Kalem Oynatan İle Ayı Oynatanın Buluştuğu Yer

http://kalemoynatanileayoynatannbulutuuyer.blogspot.com.tr

 
Gönderildi : 22/04/2011 12:05 pm
(@kezzap)
Gönderi: 0
Admin
 

Ya aslında senaryo iyi olabilmenin sınırından benim "amaç eksikliği" dediğim şey yüzünden dönüyor.
Çok eğlenceli, ilgi çekici, hikayeler senaryolar var bunun gibi. İyi yazılmış, iyi oynanmış.
Fakat o hikaye ilginç olmanın da ötesinde İngilizce'de "so what?", Türkçe'de "yani?" gibi bir sonuca ulaştığında bütün her şey bitiveriyor.

Bu hikayenin bir mesajı olması gerektiği anlamına gelmiyor.

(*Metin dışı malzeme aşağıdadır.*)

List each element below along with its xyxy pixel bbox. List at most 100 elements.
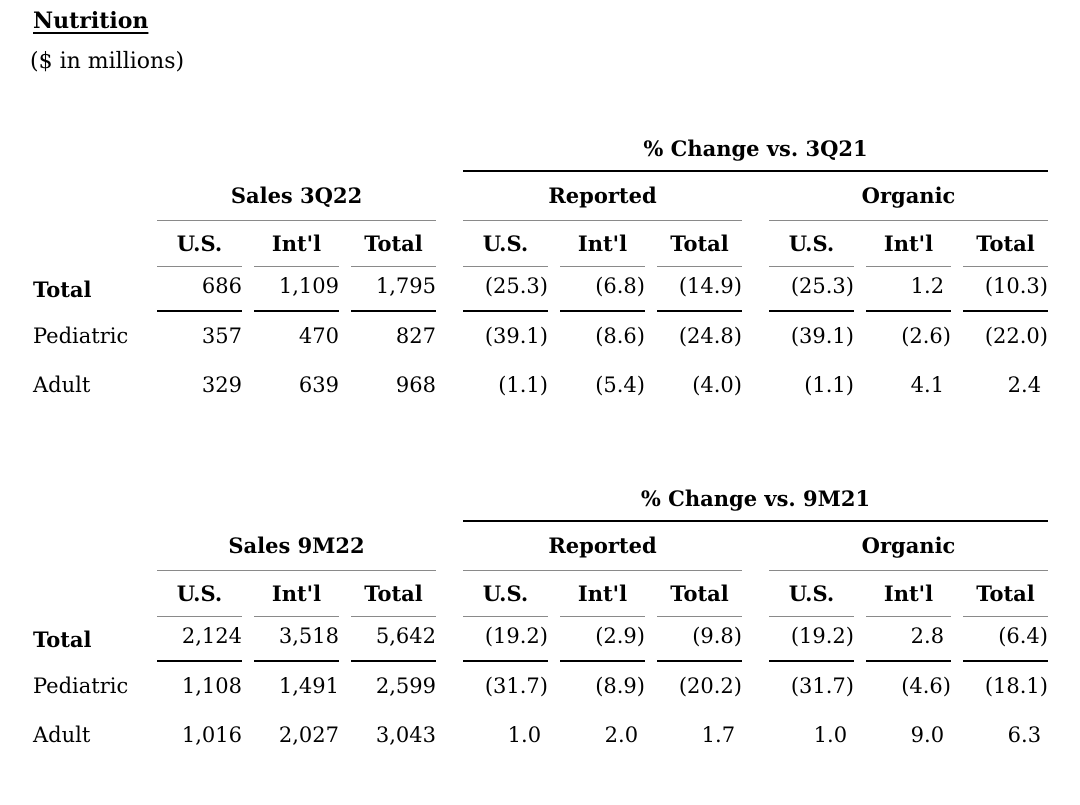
- value-text: (8.6): [595, 324, 645, 349]
- value-text: 1.0: [507, 722, 542, 747]
- empty-cell: [33, 128, 451, 172]
- empty-cell: [33, 172, 145, 221]
- value-cell: (1.1): [769, 361, 854, 409]
- value-text: 2,027: [278, 722, 339, 747]
- column-header: U.S.: [463, 571, 548, 617]
- empty-cell: [33, 522, 145, 571]
- value-text: 329: [201, 372, 242, 397]
- value-text: (25.3): [484, 273, 548, 298]
- value-cell: 1,795: [351, 267, 436, 312]
- column-header: Int'l: [254, 571, 339, 617]
- value-cell: (22.0): [963, 312, 1048, 361]
- column-header: Total: [657, 221, 742, 267]
- spacer-cell: [754, 267, 757, 312]
- column-header: Int'l: [254, 221, 339, 267]
- value-cell: 3,043: [351, 711, 436, 759]
- column-header: Total: [351, 571, 436, 617]
- value-text: 9.0: [910, 722, 945, 747]
- column-header: Total: [963, 221, 1048, 267]
- value-cell: (31.7): [769, 662, 854, 711]
- value-cell: 4.1: [866, 361, 951, 409]
- value-cell: 2.4: [963, 361, 1048, 409]
- spacer-cell: [448, 267, 451, 312]
- value-text: (31.7): [790, 674, 854, 699]
- value-cell: (5.4): [560, 361, 645, 409]
- value-cell: (19.2): [463, 617, 548, 662]
- value-cell: (39.1): [463, 312, 548, 361]
- column-header: Int'l: [560, 571, 645, 617]
- value-cell: 329: [157, 361, 242, 409]
- change-header-row: % Change vs. 3Q21: [33, 128, 1048, 172]
- column-header-row: U.S. Int'l Total U.S. Int'l Total U.S. Int'l Tot…: [33, 571, 1048, 617]
- value-cell: 1,016: [157, 711, 242, 759]
- value-text: 1.7: [701, 722, 736, 747]
- change-header-row: % Change vs. 9M21: [33, 478, 1048, 522]
- spacer-cell: [448, 312, 451, 361]
- value-text: (6.4): [998, 623, 1048, 648]
- group-header: Reported: [463, 522, 742, 571]
- value-cell: (14.9): [657, 267, 742, 312]
- row-label: Pediatric: [33, 674, 129, 699]
- empty-cell: [33, 221, 145, 267]
- page-title: Nutrition: [33, 8, 149, 34]
- value-cell: (25.3): [463, 267, 548, 312]
- row-label: Pediatric: [33, 324, 129, 349]
- value-text: 1,491: [278, 674, 339, 699]
- value-text: 1,016: [181, 722, 242, 747]
- value-text: 1,795: [375, 273, 436, 298]
- value-cell: 3,518: [254, 617, 339, 662]
- group-header: Organic: [769, 522, 1048, 571]
- column-header: U.S.: [157, 221, 242, 267]
- value-cell: 9.0: [866, 711, 951, 759]
- value-cell: (18.1): [963, 662, 1048, 711]
- value-text: 2,599: [375, 674, 436, 699]
- value-text: (20.2): [678, 674, 742, 699]
- value-cell: (4.0): [657, 361, 742, 409]
- spacer-cell: [754, 571, 757, 617]
- group-header: Sales 3Q22: [157, 172, 436, 221]
- row-label: Adult: [33, 372, 91, 397]
- value-cell: 1.7: [657, 711, 742, 759]
- value-text: (4.0): [692, 372, 742, 397]
- spacer-cell: [754, 711, 757, 759]
- spacer-cell: [754, 221, 757, 267]
- data-row-total: Total 2,124 3,518 5,642 (19.2) (2.9) (9.8) (19.…: [33, 617, 1048, 662]
- value-text: (10.3): [984, 273, 1048, 298]
- value-text: (14.9): [678, 273, 742, 298]
- value-cell: (19.2): [769, 617, 854, 662]
- value-text: 2.4: [1007, 372, 1042, 397]
- change-header: % Change vs. 3Q21: [463, 128, 1048, 172]
- value-text: (1.1): [498, 372, 548, 397]
- value-cell: (6.4): [963, 617, 1048, 662]
- value-text: (8.9): [595, 674, 645, 699]
- value-text: (24.8): [678, 324, 742, 349]
- value-text: (4.6): [901, 674, 951, 699]
- spacer-cell: [754, 522, 757, 571]
- spacer-cell: [448, 571, 451, 617]
- spacer-cell: [754, 662, 757, 711]
- value-cell: 6.3: [963, 711, 1048, 759]
- spacer-cell: [448, 361, 451, 409]
- spacer-cell: [448, 617, 451, 662]
- value-cell: 470: [254, 312, 339, 361]
- value-text: 1,108: [181, 674, 242, 699]
- column-header: Int'l: [866, 571, 951, 617]
- data-row-pediatric: Pediatric 357 470 827 (39.1) (8.6) (24.8) (39.1…: [33, 312, 1048, 361]
- value-text: 2,124: [181, 623, 242, 648]
- group-header: Reported: [463, 172, 742, 221]
- spacer-cell: [448, 221, 451, 267]
- column-header: Total: [657, 571, 742, 617]
- group-header: Organic: [769, 172, 1048, 221]
- value-cell: 2,599: [351, 662, 436, 711]
- value-cell: (31.7): [463, 662, 548, 711]
- value-cell: 1.2: [866, 267, 951, 312]
- group-header-row: Sales 9M22 Reported Organic: [33, 522, 1048, 571]
- sales-change-table-2: % Change vs. 9M21 Sales 9M22 Reported Organ…: [21, 478, 1060, 759]
- value-cell: 1.0: [463, 711, 548, 759]
- value-text: (2.9): [595, 623, 645, 648]
- value-cell: 1,108: [157, 662, 242, 711]
- sales-change-table-1: % Change vs. 3Q21 Sales 3Q22 Reported Organ…: [21, 128, 1060, 409]
- value-cell: (39.1): [769, 312, 854, 361]
- value-text: (31.7): [484, 674, 548, 699]
- spacer-cell: [754, 312, 757, 361]
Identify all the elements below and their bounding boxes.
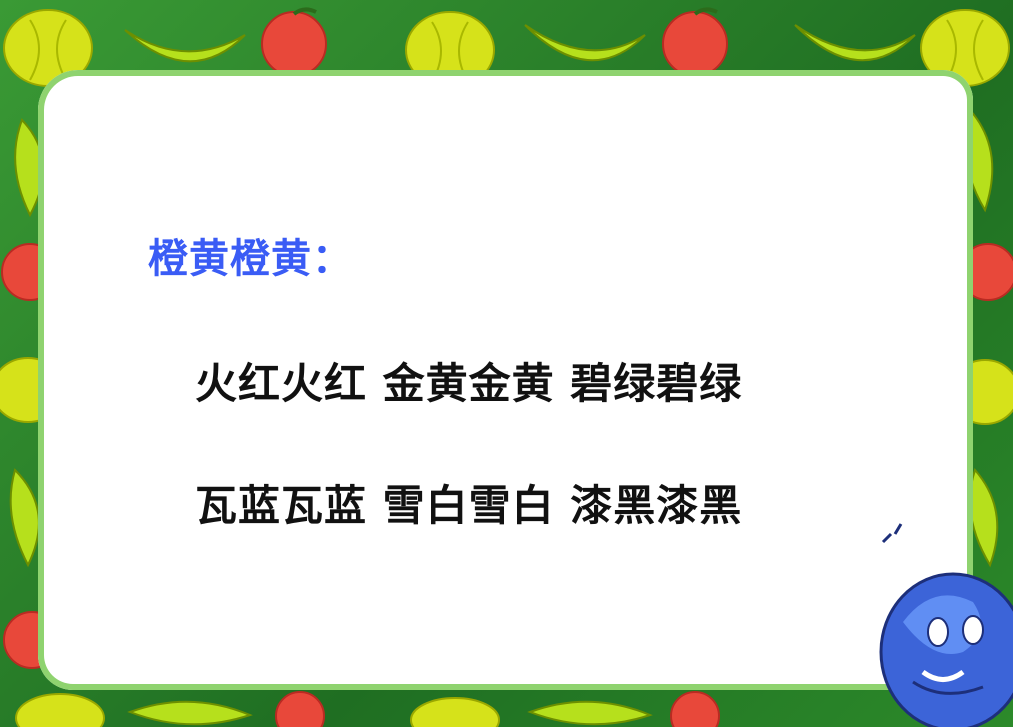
banana-icon <box>527 700 653 726</box>
phrase-line-2: 瓦蓝瓦蓝 雪白雪白 漆黑漆黑 <box>195 481 743 530</box>
pumpkin-icon <box>15 693 105 727</box>
banana-icon <box>127 700 253 726</box>
phrase-line-1: 火红火红 金黄金黄 碧绿碧绿 <box>195 359 743 408</box>
heading: 橙黄橙黄： <box>148 235 353 282</box>
pumpkin-icon <box>410 697 500 727</box>
apple-icon <box>275 691 325 727</box>
globe-mascot-icon <box>879 523 1013 727</box>
content-card <box>38 70 973 690</box>
apple-icon <box>662 7 728 77</box>
banana-icon <box>124 29 246 63</box>
banana-icon <box>524 24 646 62</box>
apple-icon <box>670 691 720 727</box>
apple-icon <box>261 7 327 77</box>
banana-icon <box>794 24 916 62</box>
banana-icon <box>9 468 40 568</box>
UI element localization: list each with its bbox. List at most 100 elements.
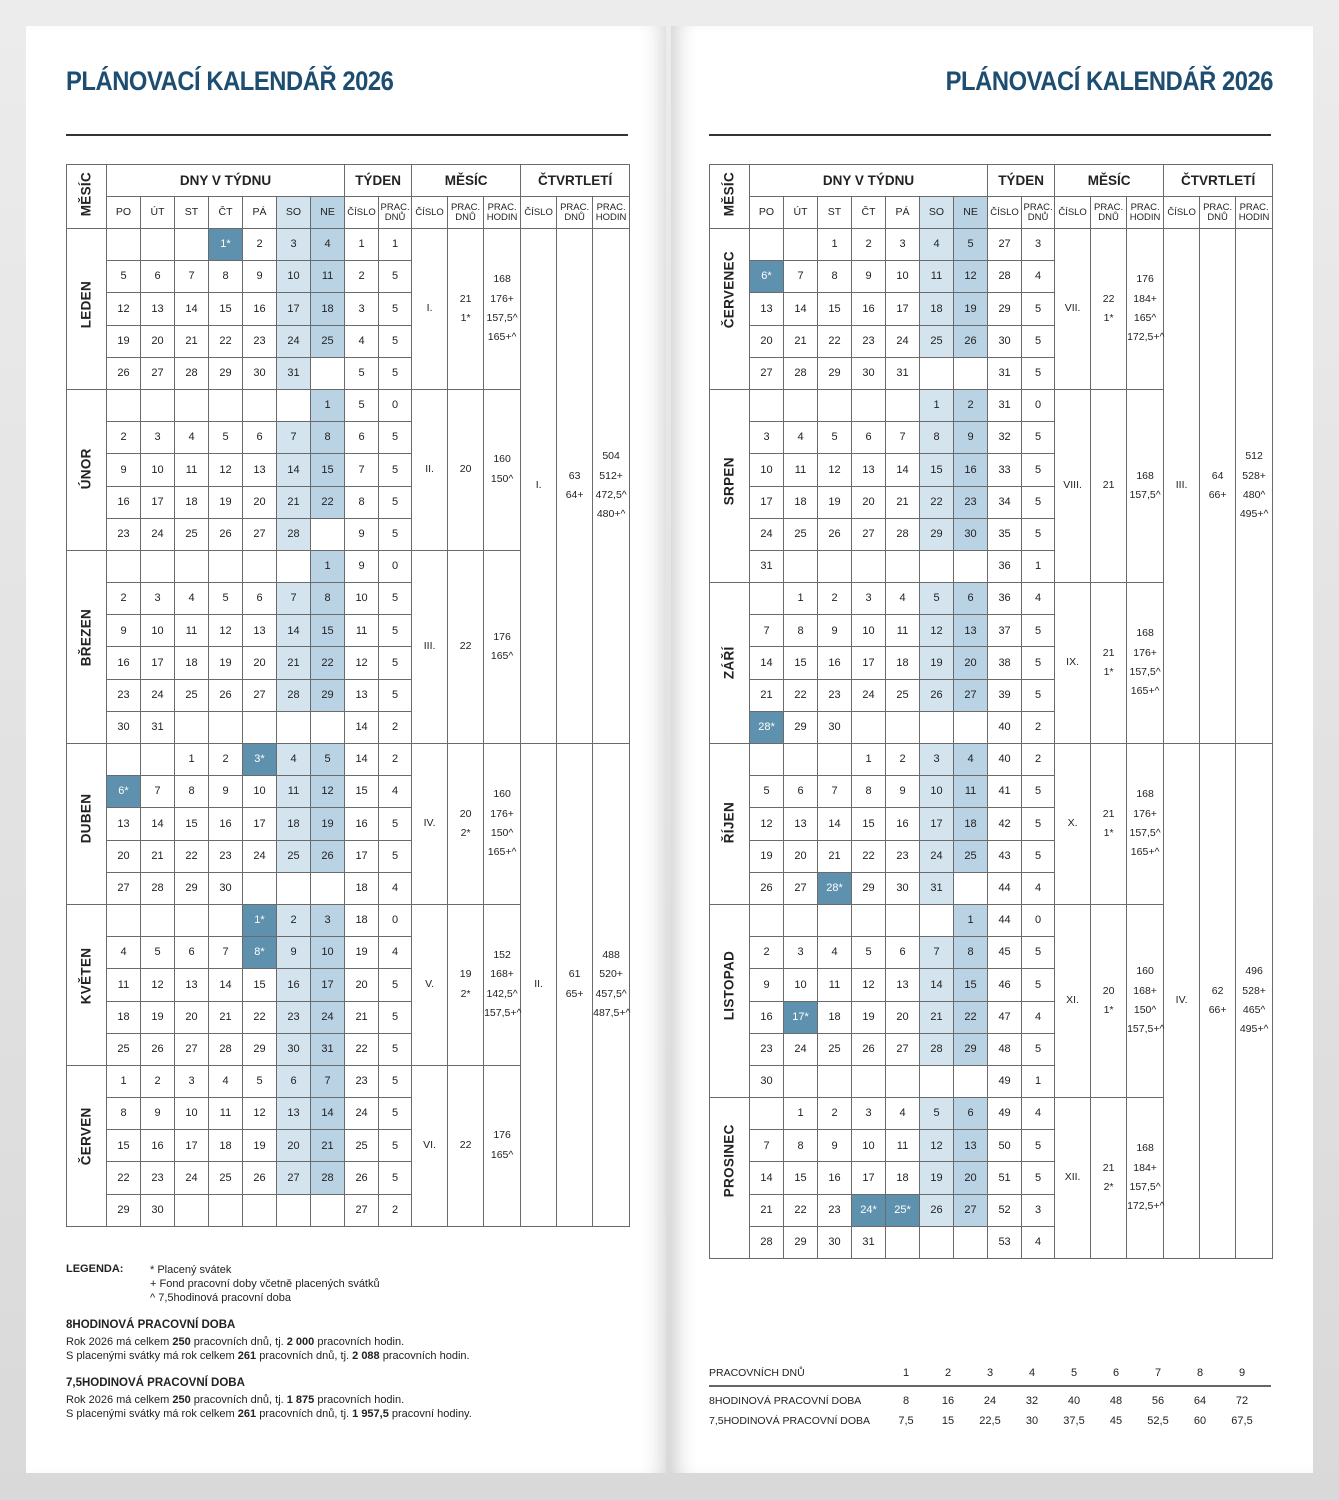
day-cell: 2 — [817, 582, 852, 616]
weekday-header: PÁ — [885, 196, 920, 229]
legend-block: LEGENDA: * Placený svátek + Fond pracovn… — [66, 1263, 626, 1421]
week-workdays: 5 — [378, 839, 413, 873]
week-number: 44 — [987, 871, 1023, 905]
month-work-hours-value: 165^ — [490, 1148, 514, 1161]
week-number: 17 — [344, 839, 380, 873]
day-cell: 25 — [174, 678, 209, 712]
week-row: 27 28 29 30 18 4 — [67, 871, 630, 905]
week-row: 9 10 11 12 13 14 15 7 5 — [67, 453, 630, 487]
day-cell: 26 — [106, 356, 141, 390]
month-name: ÚNOR — [78, 448, 94, 490]
week-number: 19 — [344, 936, 380, 970]
month-work-hours-value: 157,5^ — [1129, 1181, 1161, 1194]
day-cell — [885, 1225, 920, 1260]
week-number: 51 — [987, 1161, 1023, 1195]
month-work-hours-value: 176+ — [490, 807, 514, 820]
day-cell — [242, 549, 277, 584]
day-cell: 18 — [208, 1129, 243, 1163]
day-cell: 28 — [919, 1032, 954, 1066]
day-cell: 4 — [783, 421, 818, 455]
month-work-hours: 168 176+ 157,5^ 165+^ — [483, 228, 522, 390]
month-name-cell: ČERVENEC — [709, 228, 750, 390]
summary-text: pracovních dnů, tj. — [190, 1336, 287, 1348]
week-number: 7 — [344, 453, 380, 487]
day-cell: 1 — [783, 582, 818, 616]
day-cell: 30 — [749, 1064, 784, 1099]
week-number: 24 — [344, 1097, 380, 1131]
column-subheader: PRAC. HODIN — [483, 196, 522, 229]
day-cell: 23 — [208, 839, 243, 873]
day-cell — [851, 710, 886, 745]
month-name-cell: ČERVEN — [66, 1064, 107, 1227]
day-cell: 11 — [885, 1129, 920, 1163]
day-cell: 17 — [242, 807, 277, 841]
day-cell: 8 — [309, 582, 346, 616]
day-cell — [817, 903, 852, 938]
week-row: 28* 29 30 40 2 — [710, 710, 1273, 745]
day-cell: 13 — [749, 292, 784, 326]
day-cell: 27 — [952, 1193, 989, 1227]
day-cell: 7 — [783, 260, 818, 294]
day-cell: 12 — [309, 775, 346, 809]
day-cell — [174, 903, 209, 938]
day-cell — [309, 871, 346, 905]
day-cell: 12 — [208, 453, 243, 487]
day-cell: 22 — [952, 1000, 989, 1034]
month-name: SRPEN — [721, 457, 737, 506]
quarter-work-hours-value: 528+ — [1242, 984, 1266, 997]
conversion-divider — [709, 1385, 1271, 1387]
day-cell: 2 — [749, 936, 784, 970]
day-cell: 22 — [817, 324, 852, 358]
day-cell: 22 — [309, 646, 346, 680]
day-cell — [106, 549, 141, 584]
day-cell: 1 — [952, 903, 989, 938]
day-cell: 18 — [276, 807, 311, 841]
day-cell: 23 — [817, 1193, 852, 1227]
holiday-day-cell: 25* — [885, 1193, 920, 1227]
day-cell — [208, 388, 243, 423]
week-number: 41 — [987, 775, 1023, 809]
summary-figure: 2 088 — [352, 1350, 380, 1362]
day-cell: 6 — [140, 260, 175, 294]
day-cell: 20 — [749, 324, 784, 358]
day-cell: 14 — [919, 968, 954, 1002]
day-cell: 18 — [952, 807, 989, 841]
day-cell — [919, 1225, 954, 1260]
day-cell: 4 — [106, 936, 141, 970]
day-cell: 15 — [242, 968, 277, 1002]
day-cell: 28 — [174, 356, 209, 390]
week-workdays: 5 — [1021, 517, 1056, 551]
month-name-cell: BŘEZEN — [66, 549, 107, 745]
week-workdays: 4 — [378, 871, 413, 905]
quarter-workdays: 64 66+ — [1199, 228, 1237, 744]
quarter-work-hours-value: 480+^ — [596, 508, 626, 521]
weekday-header: NE — [952, 196, 989, 229]
day-cell: 24 — [242, 839, 277, 873]
summary-text: pracovních hodin. — [314, 1394, 405, 1406]
week-number: 15 — [344, 775, 380, 809]
day-cell: 22 — [851, 839, 886, 873]
day-cell: 10 — [309, 936, 346, 970]
day-cell: 28 — [276, 517, 311, 551]
week-workdays: 4 — [1021, 260, 1056, 294]
day-cell: 24 — [885, 324, 920, 358]
day-cell: 11 — [885, 614, 920, 648]
day-cell: 20 — [242, 646, 277, 680]
day-count: 4 — [1028, 1367, 1036, 1379]
month-work-hours-value: 184+ — [1133, 1161, 1157, 1174]
day-cell: 14 — [174, 292, 209, 326]
day-cell: 16 — [817, 1161, 852, 1195]
week-workdays: 4 — [378, 936, 413, 970]
day-cell: 15 — [952, 968, 989, 1002]
week-number: 40 — [987, 742, 1023, 777]
summary-text: pracovní hodiny. — [388, 1408, 472, 1420]
day-cell — [106, 388, 141, 423]
month-work-hours-value: 176+ — [1133, 807, 1157, 820]
month-workdays-value: 20 — [459, 807, 472, 820]
month-header-label: MĚSÍC — [78, 171, 94, 216]
quarter-header: ČTVRTLETÍ — [520, 164, 631, 197]
day-cell: 18 — [309, 292, 346, 326]
day-cell: 26 — [140, 1032, 175, 1066]
conversion-header-label: PRACOVNÍCH DNŮ — [709, 1367, 805, 1379]
week-workdays: 0 — [378, 903, 413, 938]
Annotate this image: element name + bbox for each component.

Bu filmi merkeze alırsak, bu filmin cümlesi nedir? "Her an her şey olabilir" gibi bir şey benim anladığım kadarıyla.
Bence güzel. Kaotik bir dünya sunuyor.
Rastegelelik (contingency) üzerine ilginç bir deneme.
Fakat bu cümlenin altı ne derece çiziliyor, film bizi bu soru üzerine ne kadar düşündürüyor?
Yani bu senaryo ufak oynamalarla müthiş bir hale gelebilecek bir senaryo.
O zaman ufak hatalarına rağmen iyi bir film diyecektik, görsel hataları biraz daha tolare edebilecektik.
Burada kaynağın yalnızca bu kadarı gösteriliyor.